I was somewhat surprised when I got this error message.
TypeError: unsupported operand type(s) for <<: 'Packet' and 'int'
What I am trying to do is expose a class through boost python that overloads the __lshift__ operand to take several different object types – such as int, float, char*, etc. I am exposing the class correctly but when I try something like packet << 10 I get the aforementioned error.
I understand why this is but I’m not sure exactly how I should go about solving this. I cant exactly have an overload with a boost::python::object because then it couldn’t distinguish between packet << 10 and packet << 10.5.
One possible solution is to expose the functions as something other than the __lshift__. I could then end up with packet.saveInt(10) and packet.saveFloat(10.5) but that destroys the syntactic sugar that we all so admire in python.

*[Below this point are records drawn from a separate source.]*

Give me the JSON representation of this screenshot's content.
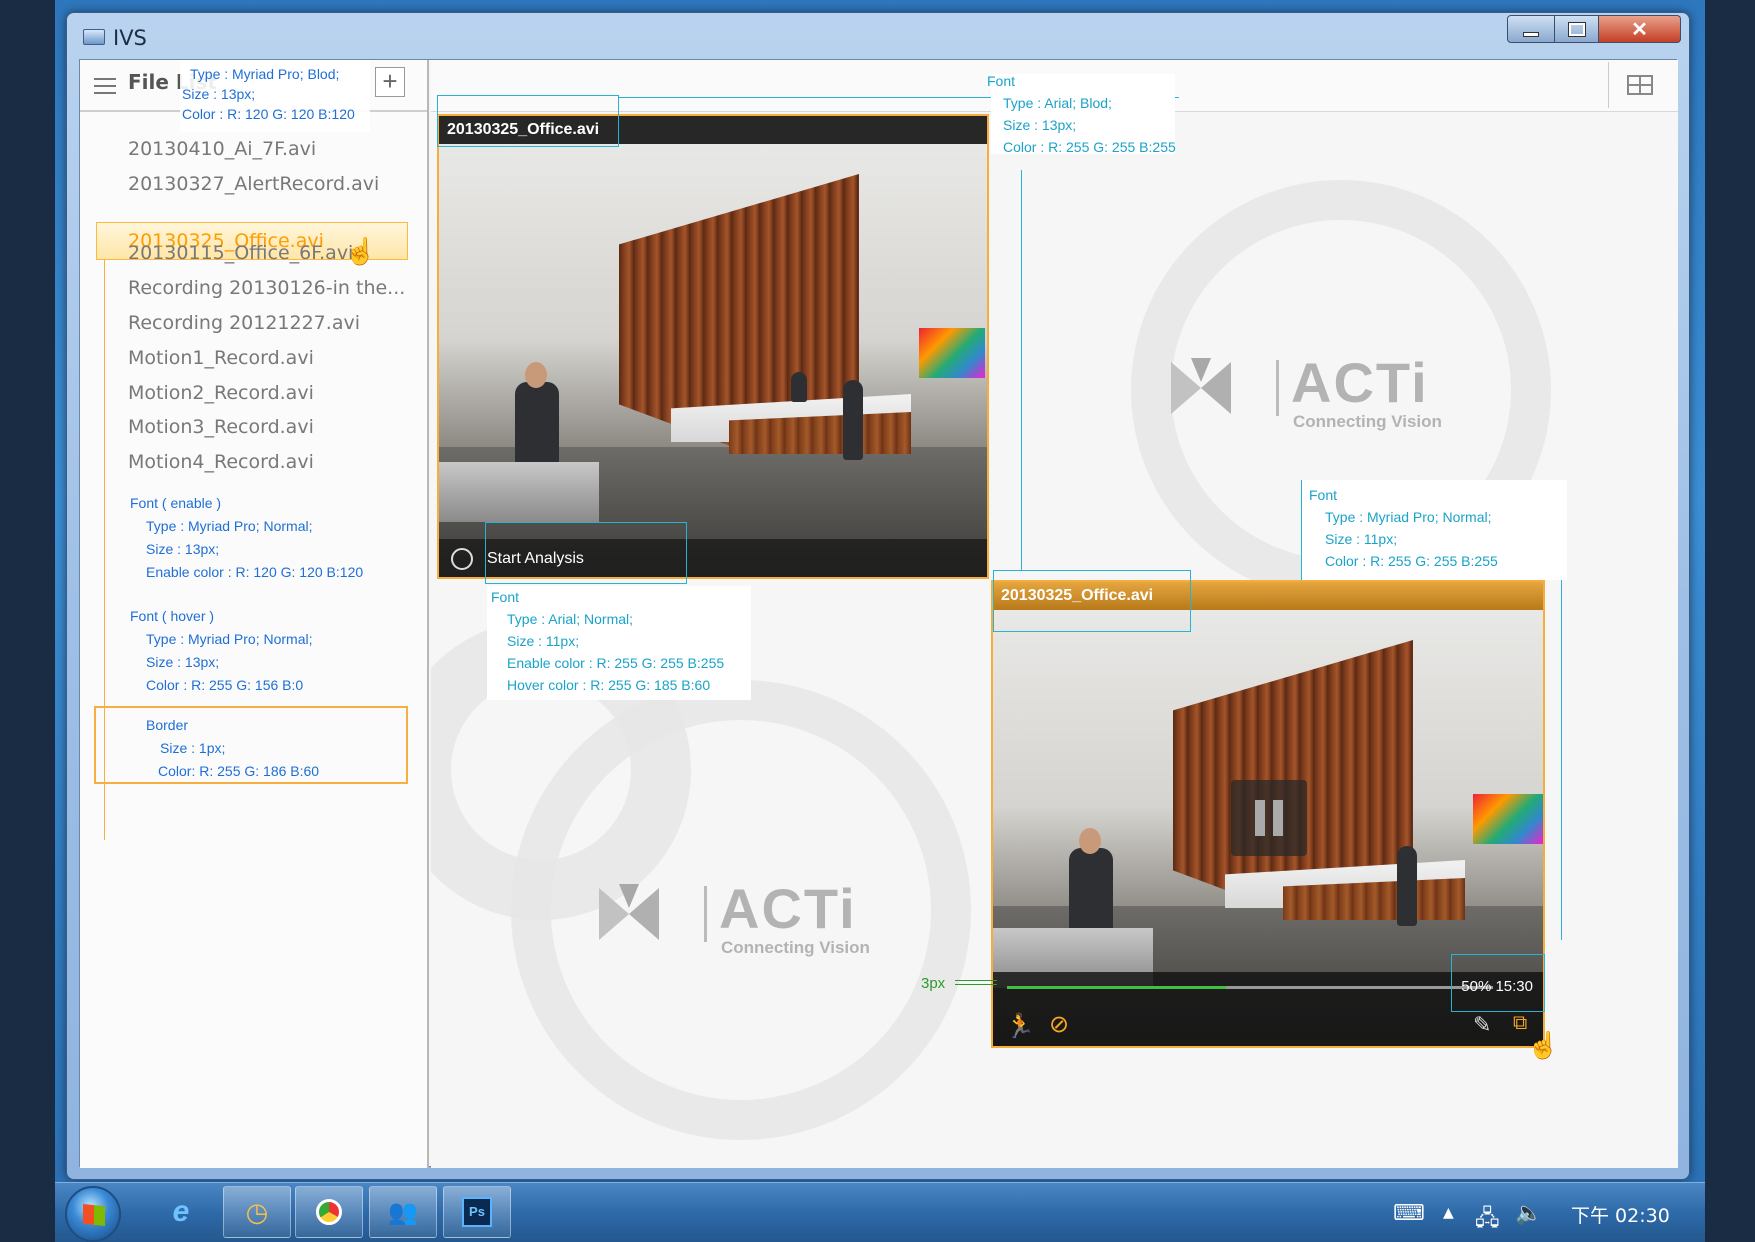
{
  "window": {
    "title": "IVS"
  },
  "sidebar": {
    "title": "File List",
    "add_label": "+",
    "files": [
      "20130410_Ai_7F.avi",
      "20130327_AlertRecord.avi",
      "20130325_Office.avi",
      "20130115_Office_6F.avi",
      "Recording 20130126-in the...",
      "Recording 20121227.avi",
      "Motion1_Record.avi",
      "Motion2_Record.avi",
      "Motion3_Record.avi",
      "Motion4_Record.avi"
    ],
    "selected_index": 2
  },
  "annotations": {
    "header_font": {
      "type": "Type : Myriad Pro;     Blod;",
      "size": "Size : 13px;",
      "color": "Color : R: 120 G: 120 B:120"
    },
    "font_enable": {
      "title": "Font ( enable )",
      "type": "Type : Myriad Pro;     Normal;",
      "size": "Size : 13px;",
      "color": "Enable color : R: 120 G: 120 B:120"
    },
    "font_hover": {
      "title": "Font ( hover )",
      "type": "Type : Myriad Pro;     Normal;",
      "size": "Size : 13px;",
      "color": "Color : R: 255 G: 156 B:0"
    },
    "border": {
      "title": "Border",
      "size": "Size : 1px;",
      "color": "Color:  R: 255 G: 186 B:60"
    },
    "video_title_font": {
      "title": "Font",
      "type": "Type : Arial;     Blod;",
      "size": "Size : 13px;",
      "color": "Color : R: 255 G: 255 B:255"
    },
    "analysis_font": {
      "title": "Font",
      "type": "Type : Arial;     Normal;",
      "size": "Size : 11px;",
      "enable": "Enable color : R: 255 G: 255 B:255",
      "hover": "Hover color : R: 255 G: 185 B:60"
    },
    "time_font": {
      "title": "Font",
      "type": "Type : Myriad Pro;     Normal;",
      "size": "Size : 11px;",
      "color": "Color : R: 255 G: 255 B:255"
    },
    "progress_thickness": "3px"
  },
  "video1": {
    "title": "20130325_Office.avi",
    "action_label": "Start Analysis"
  },
  "video2": {
    "title": "20130325_Office.avi",
    "progress_percent": 45,
    "time_label": "50% 15:30"
  },
  "logo": {
    "brand": "ACTi",
    "tagline": "Connecting Vision"
  },
  "taskbar": {
    "clock": "下午 02:30"
  },
  "colors": {
    "accent_orange": "#ffba3c",
    "hover_orange": "#ff9c00",
    "progress_green": "#3ec13e",
    "annotation_blue": "#1f6fd6",
    "annotation_cyan": "#1aa3c8"
  }
}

Another idea I had was that I could create a very thin class around the built-in int types and take that in.
struct Int32 {
Int32(bp::object obj) {
if (PyInt_Check(obj.get()) {
value = bp::extract<int>(obj);
}
PyErr_SetObject(PyExc_ValueError, obj);
bp::throw_error_already_set();
}
int value;
}
BOOST_PYTHON_MODULE(intwrapper)
{
bp::class_<Int32>("Int32", bp::init<bp::object>)
.def("value", &Int32::value);
}
With this I could then do the following. packet << Int32(10) and similarly packet << Float(10.5). This is kind of hackish and I hope there is a better way.
Any suggestions? Thanks!
After more investigation I discovered the problem is that I was trying to pass an int by reference and Python does not support that.
I did my best to keep the syntax sugar but eventually went with exposing the different operator <<() and operator >>() methods as saveInt32(value), saveString(value), loadInt32(), loadString() and so on.